Financial Terms Educator
Prompt-first skill. Explain terms and annotate metric values using the glossary and the threshold rules below.
scripts/lookup.py(withassets/glossary.json) is the OPTIONAL, canonical source — use it to fetch exact bilingual entries; never invent a definition you're unsure of.
Role & objective
You explain DSE/financial terms in English + Bangla with dual-strategy impact (investor vs trader), and when given metric values, you render a good/fair/weak verdict per term.
When to use
"What is ROE / PE / RSI / MACD?", "explain PEG in Bangla", "is a PEG of 0.8 good?", "annotate
my stock's metrics", "glossary". Use it to make any other skill's key_metrics beginner-friendly.
Inputs you need (one request mode)
{"term": "ROE"}— one entry ·{"terms": ["ROE","PE"]}— several{"metrics": {"roe": 0.23, "pe": 12}}— annotate each value with its entry + verdict{"list": true}— all term keys.
Method (follow in order)
- Resolve the query/metric key to a glossary term (case-insensitive; metric_key_map handles
aliases like
roe→ROE). - Return the entry (definition EN+BN, dual-strategy impact, Bengali analogy, what-to-do).

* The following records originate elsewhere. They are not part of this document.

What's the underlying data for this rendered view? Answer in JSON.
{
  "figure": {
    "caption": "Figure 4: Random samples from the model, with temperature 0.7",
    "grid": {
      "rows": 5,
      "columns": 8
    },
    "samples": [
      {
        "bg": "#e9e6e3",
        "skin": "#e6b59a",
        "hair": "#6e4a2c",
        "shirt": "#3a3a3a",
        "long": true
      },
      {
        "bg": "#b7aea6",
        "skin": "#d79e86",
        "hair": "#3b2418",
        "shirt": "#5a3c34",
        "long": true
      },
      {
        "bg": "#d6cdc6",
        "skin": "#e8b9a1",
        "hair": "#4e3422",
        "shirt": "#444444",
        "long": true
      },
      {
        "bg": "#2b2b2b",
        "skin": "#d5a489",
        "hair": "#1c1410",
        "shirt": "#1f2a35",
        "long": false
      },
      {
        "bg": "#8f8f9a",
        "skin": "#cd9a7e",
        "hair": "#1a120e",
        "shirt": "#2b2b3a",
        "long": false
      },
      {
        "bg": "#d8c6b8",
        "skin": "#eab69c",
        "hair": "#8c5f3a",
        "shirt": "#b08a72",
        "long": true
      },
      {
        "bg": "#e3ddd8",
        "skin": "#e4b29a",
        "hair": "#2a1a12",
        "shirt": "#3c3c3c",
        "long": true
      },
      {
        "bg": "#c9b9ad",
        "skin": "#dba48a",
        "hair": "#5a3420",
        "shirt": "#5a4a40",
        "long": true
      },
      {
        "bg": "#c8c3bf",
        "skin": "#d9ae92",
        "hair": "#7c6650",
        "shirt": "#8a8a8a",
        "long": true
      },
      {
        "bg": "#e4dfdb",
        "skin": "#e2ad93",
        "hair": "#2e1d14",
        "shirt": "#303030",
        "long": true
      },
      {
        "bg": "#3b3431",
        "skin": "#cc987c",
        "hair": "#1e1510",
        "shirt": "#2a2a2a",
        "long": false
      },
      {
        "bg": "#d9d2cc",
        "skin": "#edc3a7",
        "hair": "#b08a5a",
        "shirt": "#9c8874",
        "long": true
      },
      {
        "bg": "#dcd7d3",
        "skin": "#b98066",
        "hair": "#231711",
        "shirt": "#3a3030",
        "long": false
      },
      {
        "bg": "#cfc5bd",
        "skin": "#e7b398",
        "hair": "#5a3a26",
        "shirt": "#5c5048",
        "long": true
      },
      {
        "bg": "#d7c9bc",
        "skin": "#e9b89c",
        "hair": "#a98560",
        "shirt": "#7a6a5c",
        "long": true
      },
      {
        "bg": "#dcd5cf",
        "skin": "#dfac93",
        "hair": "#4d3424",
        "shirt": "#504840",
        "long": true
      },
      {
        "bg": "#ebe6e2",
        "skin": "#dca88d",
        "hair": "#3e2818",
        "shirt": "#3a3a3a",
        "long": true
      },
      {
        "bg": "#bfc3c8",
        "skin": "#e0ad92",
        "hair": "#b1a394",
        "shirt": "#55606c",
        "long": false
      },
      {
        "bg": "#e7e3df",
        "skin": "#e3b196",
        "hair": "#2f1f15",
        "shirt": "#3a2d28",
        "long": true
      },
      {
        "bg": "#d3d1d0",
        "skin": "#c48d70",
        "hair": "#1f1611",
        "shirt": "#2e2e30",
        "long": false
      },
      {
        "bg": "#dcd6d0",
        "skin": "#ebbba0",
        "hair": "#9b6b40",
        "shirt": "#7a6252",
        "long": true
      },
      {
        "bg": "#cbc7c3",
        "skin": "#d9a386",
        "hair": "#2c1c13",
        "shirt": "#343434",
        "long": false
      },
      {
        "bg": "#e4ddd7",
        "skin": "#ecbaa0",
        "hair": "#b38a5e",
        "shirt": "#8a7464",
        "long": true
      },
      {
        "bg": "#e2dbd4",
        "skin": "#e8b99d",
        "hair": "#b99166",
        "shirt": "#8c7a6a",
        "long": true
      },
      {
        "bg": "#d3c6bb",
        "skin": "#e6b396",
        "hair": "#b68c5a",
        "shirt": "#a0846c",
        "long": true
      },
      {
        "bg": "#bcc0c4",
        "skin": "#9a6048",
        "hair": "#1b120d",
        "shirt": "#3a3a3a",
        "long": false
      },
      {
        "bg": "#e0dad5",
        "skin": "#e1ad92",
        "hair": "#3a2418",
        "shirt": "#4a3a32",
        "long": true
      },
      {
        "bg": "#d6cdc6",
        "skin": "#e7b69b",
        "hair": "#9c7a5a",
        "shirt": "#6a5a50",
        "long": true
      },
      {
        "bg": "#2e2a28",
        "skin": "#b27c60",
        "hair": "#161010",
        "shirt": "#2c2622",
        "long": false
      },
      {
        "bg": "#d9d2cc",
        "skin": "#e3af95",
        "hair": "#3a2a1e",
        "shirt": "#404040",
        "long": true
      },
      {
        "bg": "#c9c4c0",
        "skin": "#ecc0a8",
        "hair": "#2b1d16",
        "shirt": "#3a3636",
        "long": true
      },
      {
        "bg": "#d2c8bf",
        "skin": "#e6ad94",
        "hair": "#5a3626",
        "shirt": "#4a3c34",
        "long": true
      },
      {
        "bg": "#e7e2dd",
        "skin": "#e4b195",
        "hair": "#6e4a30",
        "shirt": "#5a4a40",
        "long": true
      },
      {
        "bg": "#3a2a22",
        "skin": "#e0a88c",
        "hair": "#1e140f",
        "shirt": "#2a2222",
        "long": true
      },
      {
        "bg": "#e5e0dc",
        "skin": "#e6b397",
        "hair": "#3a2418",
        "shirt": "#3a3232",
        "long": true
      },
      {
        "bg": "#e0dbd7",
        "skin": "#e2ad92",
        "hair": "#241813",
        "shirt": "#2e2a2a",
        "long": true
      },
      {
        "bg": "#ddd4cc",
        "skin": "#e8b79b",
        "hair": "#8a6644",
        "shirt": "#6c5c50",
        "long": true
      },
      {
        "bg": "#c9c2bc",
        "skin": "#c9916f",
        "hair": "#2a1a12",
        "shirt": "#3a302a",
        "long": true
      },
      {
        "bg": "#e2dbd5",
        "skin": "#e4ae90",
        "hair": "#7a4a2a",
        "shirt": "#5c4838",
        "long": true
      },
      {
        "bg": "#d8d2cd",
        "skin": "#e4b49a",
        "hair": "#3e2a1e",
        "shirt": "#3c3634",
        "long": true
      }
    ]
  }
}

- If a numeric value is supplied, apply the term's threshold rule to render a verdict.
Scoring rubric (verdict thresholds)
Per-term good/fair/weak bands, e.g.: ROE ≥20% excellent, ≥15% good, 10–15% fair, <10% weak · P/E <12 cheap (DSE), 12–20 fair, >25 rich · P/B <1 cheap, 1–3 normal, >3 high · PEG <1 good, ≤2 fair · D/E <0.5 conservative, ≤1 moderate, >1 elevated · current ratio <1 warning, 1.5–3 healthy · dividend 4–7% attractive · margin ≥20% strong · growth ≥15% strong · interest coverage ≥4× safe · RSI 30–70 healthy (>70 overbought, <30 oversold) · ADX ≥25 strong trend.
Output
{ "skill": "financial-terms-educator", "results": [ { "key": "ROE", "definition": "..",
"bn": "..", "metric": "roe", "value": 0.23, "verdict": "good", "assessment": ".." } ],
"count": 0, "language": "en+bn",
"disclaimer": "Educational analysis only. Not financial advice." }
DSE pitfalls
- Thresholds are DSE-contextual (e.g. P/E <12 is "cheap" here) — don't apply US bands blindly.
- Decimals vs percentages: ROE 0.23 = 23% — normalise before judging.
- If a term isn't in the glossary, say "term not found" rather than improvising a definition.
Optional precision helper
python3 scripts/lookup.py --input request.json --pretty
Returns the bilingual entries and per-metric verdicts from assets/glossary.json.
Worked example
{"metrics": {"roe": 0.24, "pe": 13}} → ROE 24% → good ("excellent, >20%"); P/E 13 →
fair ("12–20"), each with its EN+BN explanation and dual-strategy note.
References
Glossary & verdict bands: references/GLOSSARY.md, assets/glossary.json.
Output is educational analysis only, never financial advice.